Bad Bunny, usually reticent to take on a position foisted on him, alluded to all that baggage and conflation at the Grammys. Accepting the award for best música urbana album, he said, uncharacteristically in English: “ICE out! We’re not savage, we’re not animals, we’re not aliens. We are humans and we are Americans.”
Whatever he actually meant, “I think what landed was that Latinos who are here and trying to build a life, or who have been born and raised here now for generations, should also be considered Americans, for purposes of rights and responsibilities,” said Negrón-Muntaner.
His comments were naturally met with a new round of performative outrage from the Maga chattering class. (I am loath to quote, but here’s Megyn Kelly: “I feel like we might want to send ICE down to his compound. He’s worth a hundred million dollars, reportedly.”) The backlash “is communicating traditional ideas rooted in white supremacy and English speaking”, said Johnson, though the NFL understands that “they will be able to capture audiences who, were it not for Bad Bunny, would not otherwise be tuning in, and there’s immense value in that.” For Maga, said Bonilla, “the fact that the top artist in the world is Spanish-speaking, is American with an asterisk, is not their definition of America, stokes their fears of what America is becoming, and the irrelevance of other forms of American-ness on the global stage.”

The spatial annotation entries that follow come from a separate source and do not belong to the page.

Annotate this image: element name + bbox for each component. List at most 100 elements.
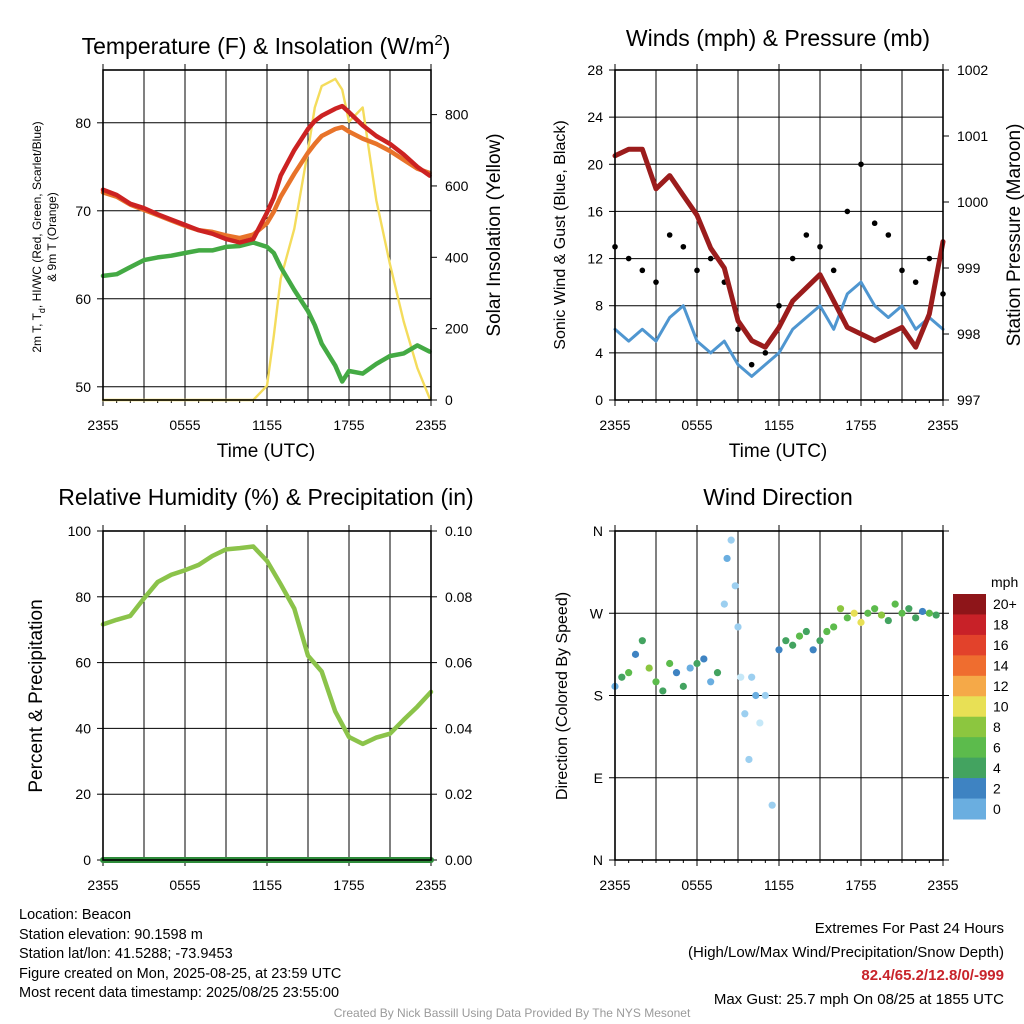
- sonic-wind-line: [613, 280, 945, 378]
- y-tick-label: 40: [75, 720, 91, 736]
- colorbar-label: 18: [993, 617, 1009, 633]
- temperature-y-label-line2: & 9m T (Orange): [45, 192, 59, 282]
- x-tick-label: 1155: [764, 877, 794, 893]
- y-tick-label-right: 0.00: [445, 852, 472, 868]
- direction-point: [823, 627, 831, 636]
- colorbar-title: mph: [991, 574, 1018, 590]
- y-tick-label-right: 1002: [957, 62, 988, 78]
- y-tick-label: 4: [595, 345, 603, 361]
- direction-point: [891, 600, 899, 608]
- direction-point: [672, 669, 681, 677]
- x-tick-label: 1755: [845, 877, 876, 893]
- figure-created: Figure created on Mon, 2025-08-25, at 23…: [19, 965, 342, 982]
- colorbar-swatch: [953, 737, 986, 759]
- extremes-info: Extremes For Past 24 Hours (High/Low/Max…: [688, 917, 1004, 1011]
- colorbar-swatch: [953, 594, 986, 615]
- x-tick-label: 0555: [681, 417, 712, 433]
- humidity-panel: Relative Humidity (%) & Precipitation (i…: [26, 484, 474, 893]
- y-tick-label: 70: [75, 203, 91, 219]
- gust-point: [817, 243, 823, 250]
- y-tick-label-right: 999: [957, 260, 981, 276]
- colorbar-swatch: [953, 757, 986, 779]
- extremes-values: 82.4/65.2/12.8/0/-999: [861, 967, 1004, 984]
- colorbar-label: 10: [993, 699, 1009, 715]
- direction-point: [802, 627, 810, 636]
- direction-point: [686, 664, 694, 672]
- gust-point: [735, 326, 741, 333]
- direction-point: [659, 687, 667, 695]
- x-tick-label: 1155: [764, 417, 794, 433]
- direction-panel: Wind Direction Direction (Colored By Spe…: [554, 484, 1018, 893]
- y-tick-label-right: 997: [957, 392, 981, 408]
- humidity-title: Relative Humidity (%) & Precipitation (i…: [58, 484, 473, 510]
- dewpoint-line: [100, 240, 432, 384]
- gust-point: [899, 267, 905, 274]
- gust-point: [694, 267, 700, 274]
- x-tick-label: 1755: [333, 877, 364, 893]
- gust-point: [707, 255, 714, 262]
- y-tick-label-right: 800: [445, 107, 469, 123]
- y-tick-label-right: 0.08: [445, 589, 472, 605]
- direction-point: [918, 607, 927, 616]
- max-gust: Max Gust: 25.7 mph On 08/25 at 1855 UTC: [713, 990, 1004, 1008]
- y-tick-label: 20: [587, 156, 603, 172]
- y-tick-label-right: 200: [445, 321, 469, 337]
- direction-point: [830, 623, 838, 631]
- plot-border: [102, 69, 432, 401]
- direction-point: [723, 554, 731, 563]
- colorbar-label: 6: [993, 739, 1001, 755]
- colorbar-swatch: [953, 614, 986, 636]
- direction-point: [905, 605, 913, 613]
- colorbar-swatch: [953, 675, 986, 697]
- x-tick-label: 1155: [252, 417, 282, 433]
- winds-y-label: Sonic Wind & Gust (Blue, Black): [552, 120, 569, 349]
- y-tick-label: 50: [75, 379, 91, 395]
- colorbar-swatch: [953, 778, 986, 800]
- y-tick-label-right: 0.10: [445, 523, 472, 539]
- direction-point: [737, 673, 745, 681]
- direction-point: [752, 691, 760, 700]
- y-tick-label-right: 0.04: [445, 720, 472, 736]
- direction-point: [645, 664, 653, 672]
- gust-point: [926, 255, 933, 262]
- y-tick-label: 0: [83, 852, 91, 868]
- x-tick-label: 2355: [599, 417, 630, 433]
- direction-point: [857, 618, 865, 626]
- station-location: Location: Beacon: [19, 907, 132, 923]
- gust-point: [639, 267, 646, 274]
- plot-border: [102, 530, 432, 861]
- gust-point: [844, 208, 851, 215]
- colorbar-swatch: [953, 696, 986, 718]
- y-tick-label: N: [593, 523, 603, 539]
- y-tick-label: N: [593, 852, 603, 868]
- plot-border: [614, 530, 944, 861]
- y-tick-label: 80: [75, 589, 91, 605]
- y-tick-label-right: 1001: [957, 128, 988, 144]
- y-tick-label-right: 0.06: [445, 655, 472, 671]
- y-tick-label: 28: [587, 62, 603, 78]
- y-tick-label: 80: [75, 115, 91, 131]
- humidity-y-label: Percent & Precipitation: [26, 599, 47, 792]
- direction-point: [720, 600, 728, 608]
- gust-point: [871, 220, 878, 227]
- gust-point: [653, 279, 659, 285]
- direction-point: [789, 641, 797, 649]
- colorbar-swatch: [953, 634, 986, 656]
- direction-point: [734, 623, 742, 631]
- speed-colorbar: 20+ 18 16 14 12 10 8 6 4 2 0: [953, 594, 1017, 820]
- direction-point: [864, 609, 872, 617]
- credit-line: Created By Nick Bassill Using Data Provi…: [333, 1006, 691, 1020]
- x-tick-label: 0555: [681, 877, 712, 893]
- x-tick-label: 2355: [87, 417, 118, 433]
- temperature-y-label: 2m T, Td, HI/WC (Red, Green, Scarlet/Blu…: [30, 121, 47, 352]
- y-tick-label-right: 600: [445, 178, 469, 194]
- colorbar-label: 0: [993, 801, 1001, 817]
- direction-point: [700, 655, 708, 663]
- gust-point: [680, 243, 687, 250]
- direction-point: [884, 616, 892, 625]
- colorbar-label: 14: [993, 658, 1009, 674]
- station-elevation: Station elevation: 90.1598 m: [19, 926, 203, 943]
- direction-point: [652, 678, 660, 686]
- direction-point: [782, 637, 790, 645]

There is a double-edged element to that, even from those eager to embrace Bad Bunny as a symbol of anti-Trump resistance writ large. “I see so many people on TikTok brushing up on their Spanish, learning the lyrics to the songs, and self-described gringos saying like, ‘OK, I’m going to learn.’ And there is something really beautiful in that,” said Bonilla. “But at the same time, I feel like the specificity of him as a colonial citizen, as someone who has been fighting not for greater rights within the US, but the right to forge our own path, has gotten lost in the messaging.”
Migration, melding, shifting tides of influence and power – in their own ways, Maga and Bad Bunny are responding to the same 21st-century phenomenon: the detachment of culture from geography, leaving many people, regardless of physical location, feeling at once adrift and hyper-connected. The dark vision of Maga – one of strident identity protectionism – continues its culture war on all that it deems threatening, different or conveniently worthy of scapegoating. But no matter how Sunday’s performance goes, Bad Bunny, an uncompromising musician who has made an art of interconnection and a meal of expectations, has already won. “It’s going to be fun. It’s going to be easy,” he promised on Thursday, days ahead of the show. Backlash or no, the party goes on.